If 210 mL of 1.67 M aqueous NaI and 156 g of Pb(NO3)2 are reacted stoichiometrically according to the balanced equation, how many moles of solid PbI2 are produced?

Pb(NO3)2(aq) + 2NaI(aq) → PbI2(s) + 2NaNO3(aq

moles NaI = M x L.

moles Pb(NO3)2 = grams/molar mass.

To solve for the number of moles of NaI correctly, you need to use the given information and the stoichiometry of the balanced equation.

First, let's calculate the number of moles of NaI present in 210 mL of 1.67 M NaI solution.

Step 1: Convert the volume from milliliters (mL) to liters (L).
210 mL * (1 L / 1000 mL) = 0.210 L

Step 2: Use the formula:
moles = concentration * volume
moles of NaI = 1.67 M * 0.210 L = 0.3507 moles of NaI

Now, to find the moles of solid PbI2 produced, we need to determine the limiting reactant. The limiting reactant is the one that will be completely consumed and determine the amount of product formed.

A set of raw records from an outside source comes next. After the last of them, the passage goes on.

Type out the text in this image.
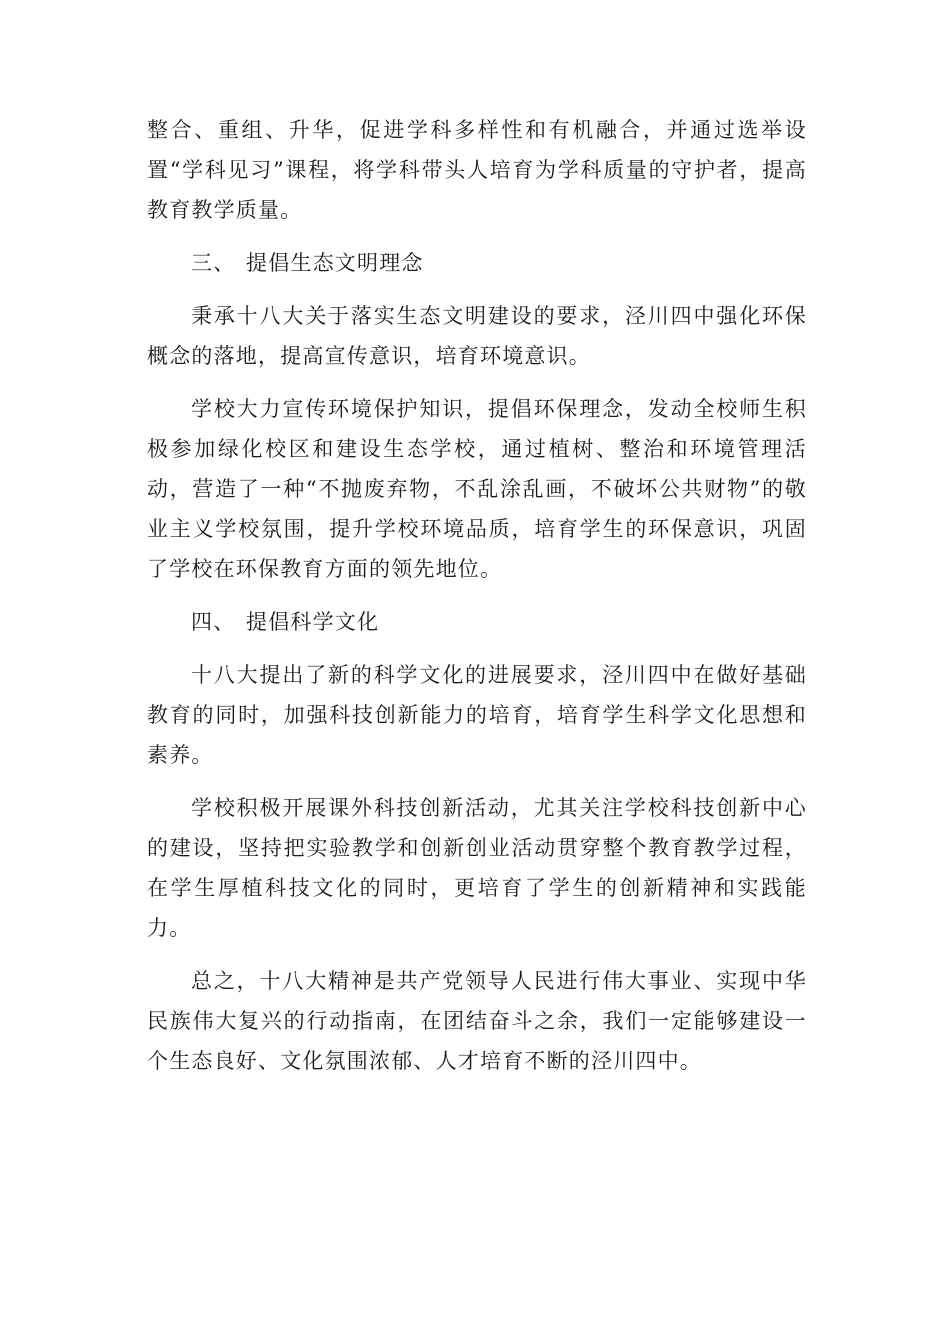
整合、重组、升华，促进学科多样性和有机融合，并通过选举设置“学科见习”课程，将学科带头人培育为学科质量的守护者，提高教育教学质量。

三、 提倡生态文明理念

秉承十八大关于落实生态文明建设的要求，泾川四中强化环保概念的落地，提高宣传意识，培育环境意识。

学校大力宣传环境保护知识，提倡环保理念，发动全校师生积极参加绿化校区和建设生态学校，通过植树、整治和环境管理活动，营造了一种“不抛废弃物，不乱涂乱画，不破坏公共财物”的敬业主义学校氛围，提升学校环境品质，培育学生的环保意识，巩固了学校在环保教育方面的领先地位。

四、 提倡科学文化

十八大提出了新的科学文化的进展要求，泾川四中在做好基础教育的同时，加强科技创新能力的培育，培育学生科学文化思想和素养。

学校积极开展课外科技创新活动，尤其关注学校科技创新中心的建设，坚持把实验教学和创新创业活动贯穿整个教育教学过程，在学生厚植科技文化的同时，更培育了学生的创新精神和实践能力。

总之，十八大精神是共产党领导人民进行伟大事业、实现中华民族伟大复兴的行动指南，在团结奋斗之余，我们一定能够建设一个生态良好、文化氛围浓郁、人才培育不断的泾川四中。
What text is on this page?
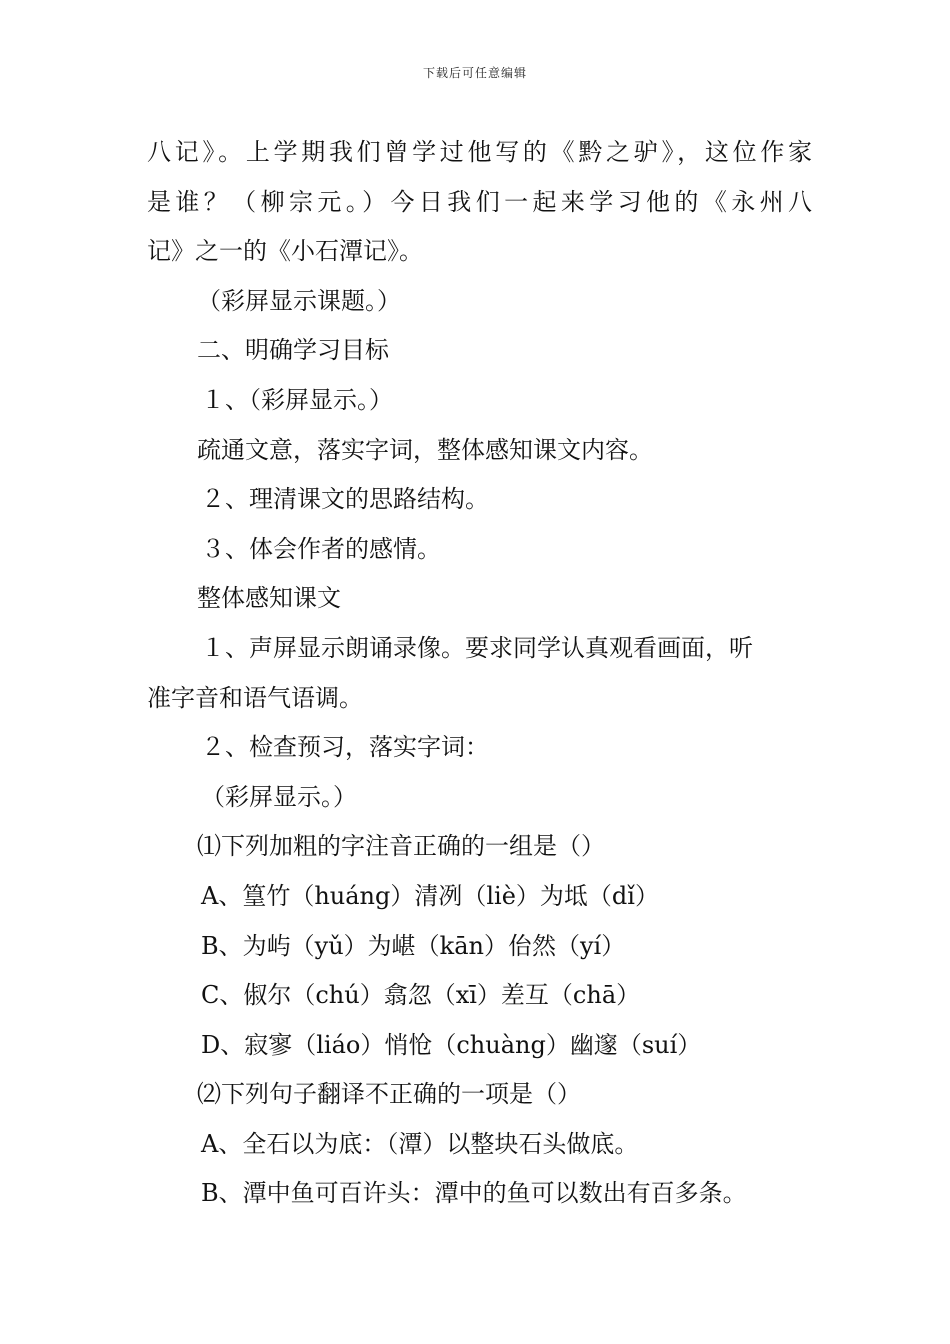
下载后可任意编辑
八记》。上学期我们曾学过他写的《黔之驴》，这位作家
是谁？（柳宗元。）今日我们一起来学习他的《永州八
记》之一的《小石潭记》。
（彩屏显示课题。）
二、明确学习目标
１、（彩屏显示。）
疏通文意，落实字词，整体感知课文内容。
２、理清课文的思路结构。
３、体会作者的感情。
整体感知课文
１、声屏显示朗诵录像。要求同学认真观看画面，听
准字音和语气语调。
２、检查预习，落实字词：
（彩屏显示。）
⑴下列加粗的字注音正确的一组是（）
A、篁竹（huáng）清冽（liè）为坻（dǐ）
B、为屿（yǔ）为嵁（kān）佁然（yí）
C、俶尔（chú）翕忽（xī）差互（chā）
D、寂寥（liáo）悄怆（chuàng）幽邃（suí）
⑵下列句子翻译不正确的一项是（）
A、全石以为底：（潭）以整块石头做底。
B、潭中鱼可百许头：潭中的鱼可以数出有百多条。
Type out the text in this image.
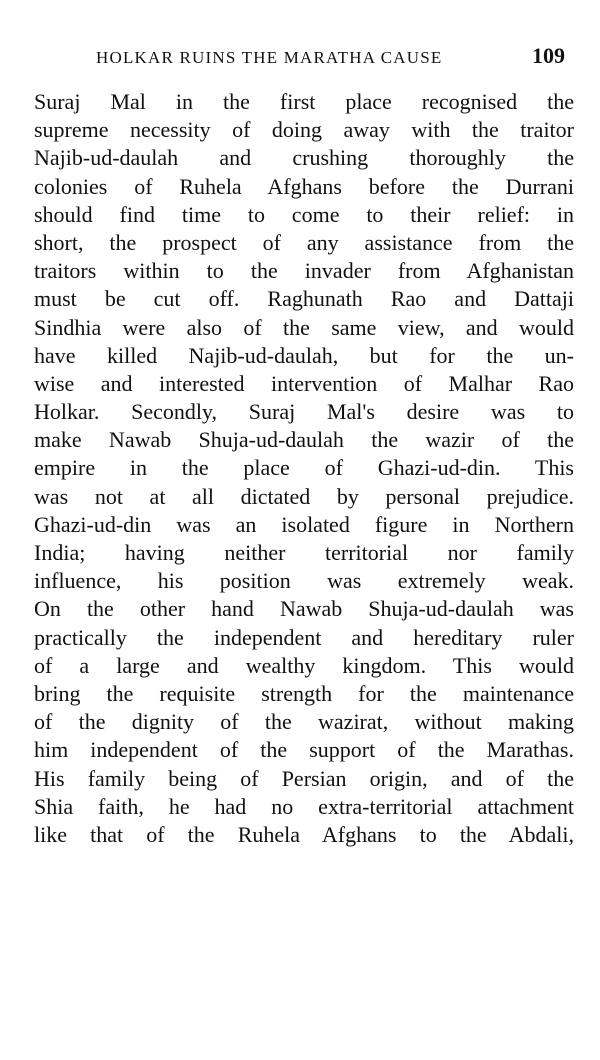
HOLKAR RUINS THE MARATHA CAUSE	109
Suraj Mal in the first place recognised the
supreme necessity of doing away with the traitor
Najib-ud-daulah and crushing thoroughly the
colonies of Ruhela Afghans before the Durrani
should find time to come to their relief: in
short, the prospect of any assistance from the
traitors within to the invader from Afghanistan
must be cut off. Raghunath Rao and Dattaji
Sindhia were also of the same view, and would
have killed Najib-ud-daulah, but for the un-
wise and interested intervention of Malhar Rao
Holkar. Secondly, Suraj Mal's desire was to
make Nawab Shuja-ud-daulah the wazir of the
empire in the place of Ghazi-ud-din. This
was not at all dictated by personal prejudice.
Ghazi-ud-din was an isolated figure in Northern
India; having neither territorial nor family
influence, his position was extremely weak.
On the other hand Nawab Shuja-ud-daulah was
practically the independent and hereditary ruler
of a large and wealthy kingdom. This would
bring the requisite strength for the maintenance
of the dignity of the wazirat, without making
him independent of the support of the Marathas.
His family being of Persian origin, and of the
Shia faith, he had no extra-territorial attachment
like that of the Ruhela Afghans to the Abdali,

Step 3: Calculate the number of moles of Pb(NO3)2 using its molar mass.
Given mass of Pb(NO3)2 = 156 g
Molar mass of Pb(NO3)2 = (207 g/mol + 3 * (14 g/mol + 16 g/mol)) = 331 g/mol
moles of Pb(NO3)2 = 156 g / 331 g/mol ≈ 0.471 moles of Pb(NO3)2

Step 4: Use the stoichiometry of the balanced equation to determine the limiting reactant.
According to the balanced equation, the stoichiometric ratio between Pb(NO3)2 and NaI is 1:2. This means that for every mole of Pb(NO3)2, you need two moles of NaI.

We have:
moles of NaI = 0.3507 moles
moles of Pb(NO3)2 = 0.471 moles

Since the ratio is 1:2, the limiting reactant is the one that gives us the smaller number of moles when comparing to the stoichiometry ratio.

Here, 0.3507 moles of NaI is less than what is needed in the stoichiometry (1 mole of Pb(NO3)2 requires 2 moles of NaI). Therefore, NaI is the limiting reactant.

Step 5: Use the stoichiometry of the balanced equation to calculate the moles of PbI2 formed.
From the balanced equation, we see that the stoichiometry ratio between PbI2 and NaI is 1:2. This means that for every mole of PbI2, we need two moles of NaI.

Since NaI is the limiting reactant, we use its moles to find the moles of PbI2.
moles of PbI2 = 0.3507 moles of NaI * (1 mole of PbI2 / 2 moles of NaI) = 0.1754 moles of PbI2

So, the number of moles of solid PbI2 produced is 0.1754 moles.